Andi mulai mengerti bahasa tubuhku, iapun mulai menendangkan nada yang sama. Ia
mencintaiku.
Cerita
semakin menarik ketika bahasa dan dialektika budaya harus dipaksa menyatu atas
nama cinta. Akh boulsit! Bahasa, dialektika, budaya gelar hanyalah sederet kata
penting yang tak ingin kugubris, sederet diksi yang ingin kubunuh. Aku tak
pernah meminta ningrat menjadi aliran darahku, aku tak ingin duniaku di bedakan
atas mereka, maka siapa yang harus kusalahkan? Haruskah kusalahkan nenek
buyutku? Atau cabut saja gelar yang tengah kusandang ini. Bq Dayu meremas-remas
bantal yang tengah menyatu dengan tubuhnya, ia mulai mengutak atik pena yang
tengah lengket dengan tangannya.
“Akh… kau!
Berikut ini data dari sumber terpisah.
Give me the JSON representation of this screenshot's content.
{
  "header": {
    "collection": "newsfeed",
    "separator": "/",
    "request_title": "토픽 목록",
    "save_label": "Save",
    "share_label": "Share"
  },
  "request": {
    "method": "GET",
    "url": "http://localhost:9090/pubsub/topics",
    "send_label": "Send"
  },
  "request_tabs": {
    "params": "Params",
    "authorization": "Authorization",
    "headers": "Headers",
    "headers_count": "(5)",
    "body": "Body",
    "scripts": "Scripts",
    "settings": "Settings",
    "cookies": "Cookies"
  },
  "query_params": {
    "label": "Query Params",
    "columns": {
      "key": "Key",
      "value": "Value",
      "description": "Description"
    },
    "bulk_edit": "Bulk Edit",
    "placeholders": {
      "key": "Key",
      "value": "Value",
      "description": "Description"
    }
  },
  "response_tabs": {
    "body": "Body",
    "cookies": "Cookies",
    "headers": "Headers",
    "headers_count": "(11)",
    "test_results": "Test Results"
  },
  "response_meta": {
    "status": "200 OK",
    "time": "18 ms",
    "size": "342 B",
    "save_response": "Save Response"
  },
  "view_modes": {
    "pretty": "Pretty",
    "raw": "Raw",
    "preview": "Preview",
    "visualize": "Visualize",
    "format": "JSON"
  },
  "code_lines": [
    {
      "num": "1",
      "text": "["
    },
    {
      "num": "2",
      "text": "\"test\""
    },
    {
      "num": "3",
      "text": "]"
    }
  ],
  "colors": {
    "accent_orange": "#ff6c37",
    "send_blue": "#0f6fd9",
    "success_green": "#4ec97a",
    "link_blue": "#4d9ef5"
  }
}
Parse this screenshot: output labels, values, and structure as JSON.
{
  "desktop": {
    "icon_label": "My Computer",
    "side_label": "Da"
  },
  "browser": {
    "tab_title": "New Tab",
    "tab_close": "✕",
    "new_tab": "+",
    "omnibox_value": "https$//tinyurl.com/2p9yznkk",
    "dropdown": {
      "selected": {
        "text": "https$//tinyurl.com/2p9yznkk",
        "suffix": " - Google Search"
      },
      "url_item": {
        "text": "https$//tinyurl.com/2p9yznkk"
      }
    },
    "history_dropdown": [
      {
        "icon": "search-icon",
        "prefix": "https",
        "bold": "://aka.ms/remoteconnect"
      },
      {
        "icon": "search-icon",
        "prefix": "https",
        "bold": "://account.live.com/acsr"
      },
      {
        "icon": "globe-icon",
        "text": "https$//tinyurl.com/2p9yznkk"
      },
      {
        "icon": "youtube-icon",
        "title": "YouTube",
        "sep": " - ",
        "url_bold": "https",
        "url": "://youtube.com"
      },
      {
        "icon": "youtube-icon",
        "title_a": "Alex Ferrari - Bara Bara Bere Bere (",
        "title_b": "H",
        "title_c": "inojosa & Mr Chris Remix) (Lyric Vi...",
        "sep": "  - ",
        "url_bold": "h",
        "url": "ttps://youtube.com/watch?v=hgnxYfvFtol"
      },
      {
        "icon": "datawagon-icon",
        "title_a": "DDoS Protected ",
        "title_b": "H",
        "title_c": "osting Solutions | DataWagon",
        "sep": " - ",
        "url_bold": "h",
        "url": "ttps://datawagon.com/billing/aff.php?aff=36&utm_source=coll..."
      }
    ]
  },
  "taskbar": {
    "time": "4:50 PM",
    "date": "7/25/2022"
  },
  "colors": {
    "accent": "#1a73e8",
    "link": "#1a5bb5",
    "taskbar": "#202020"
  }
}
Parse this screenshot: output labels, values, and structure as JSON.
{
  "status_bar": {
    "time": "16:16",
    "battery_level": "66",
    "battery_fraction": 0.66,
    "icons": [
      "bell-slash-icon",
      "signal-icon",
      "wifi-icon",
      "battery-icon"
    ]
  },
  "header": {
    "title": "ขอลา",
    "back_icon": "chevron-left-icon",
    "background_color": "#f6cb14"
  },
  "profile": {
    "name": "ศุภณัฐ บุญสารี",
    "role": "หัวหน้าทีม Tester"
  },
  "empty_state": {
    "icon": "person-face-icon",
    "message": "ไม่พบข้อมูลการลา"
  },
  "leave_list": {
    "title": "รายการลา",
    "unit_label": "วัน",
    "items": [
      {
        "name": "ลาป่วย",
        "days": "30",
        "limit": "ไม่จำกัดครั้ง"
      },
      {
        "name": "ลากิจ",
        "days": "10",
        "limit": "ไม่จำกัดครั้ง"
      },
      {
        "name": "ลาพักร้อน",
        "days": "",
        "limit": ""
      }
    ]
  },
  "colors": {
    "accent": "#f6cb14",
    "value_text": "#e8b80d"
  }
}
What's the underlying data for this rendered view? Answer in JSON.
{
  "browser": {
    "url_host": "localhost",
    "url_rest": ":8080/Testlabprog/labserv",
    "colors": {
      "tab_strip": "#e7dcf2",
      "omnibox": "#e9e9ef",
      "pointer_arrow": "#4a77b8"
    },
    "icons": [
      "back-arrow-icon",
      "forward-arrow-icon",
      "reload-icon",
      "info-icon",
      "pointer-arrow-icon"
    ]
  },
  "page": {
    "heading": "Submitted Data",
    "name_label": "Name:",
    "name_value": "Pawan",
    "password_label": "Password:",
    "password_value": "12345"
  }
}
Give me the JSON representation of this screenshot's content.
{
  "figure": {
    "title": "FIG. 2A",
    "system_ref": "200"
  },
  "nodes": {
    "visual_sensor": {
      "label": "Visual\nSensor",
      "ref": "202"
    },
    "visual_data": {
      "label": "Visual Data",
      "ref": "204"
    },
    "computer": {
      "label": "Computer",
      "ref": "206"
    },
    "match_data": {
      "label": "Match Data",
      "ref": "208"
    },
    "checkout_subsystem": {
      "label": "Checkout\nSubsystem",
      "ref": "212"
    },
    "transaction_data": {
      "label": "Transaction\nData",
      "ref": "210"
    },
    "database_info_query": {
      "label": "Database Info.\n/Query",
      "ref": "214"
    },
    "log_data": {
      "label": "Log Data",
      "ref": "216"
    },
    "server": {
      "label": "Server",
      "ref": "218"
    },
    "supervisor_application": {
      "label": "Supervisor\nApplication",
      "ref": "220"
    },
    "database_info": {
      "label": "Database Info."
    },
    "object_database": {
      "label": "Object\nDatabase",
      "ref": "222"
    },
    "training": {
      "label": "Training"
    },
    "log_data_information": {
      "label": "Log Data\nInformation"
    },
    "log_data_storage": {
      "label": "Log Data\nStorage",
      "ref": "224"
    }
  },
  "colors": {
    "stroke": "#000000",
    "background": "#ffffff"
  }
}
Jangan buat aku jadi pembangkang
karena sungguh bahasa ningrat ini ingin ku bunuh. Karena bahasa dan gelar ini
begitu membuatnya risih lagi menekan padahal ia Nampak sempurna dimataku,
apalagi saat ku intip dari bayang-bayang rembulan dan percikan api unggun
memberi rona merah keemasan di wajahnya malam itu. Ia tengah melirik manja
wajahku, bahkan saat ia harus belepotan mengatur tata bicara sasak halusnya.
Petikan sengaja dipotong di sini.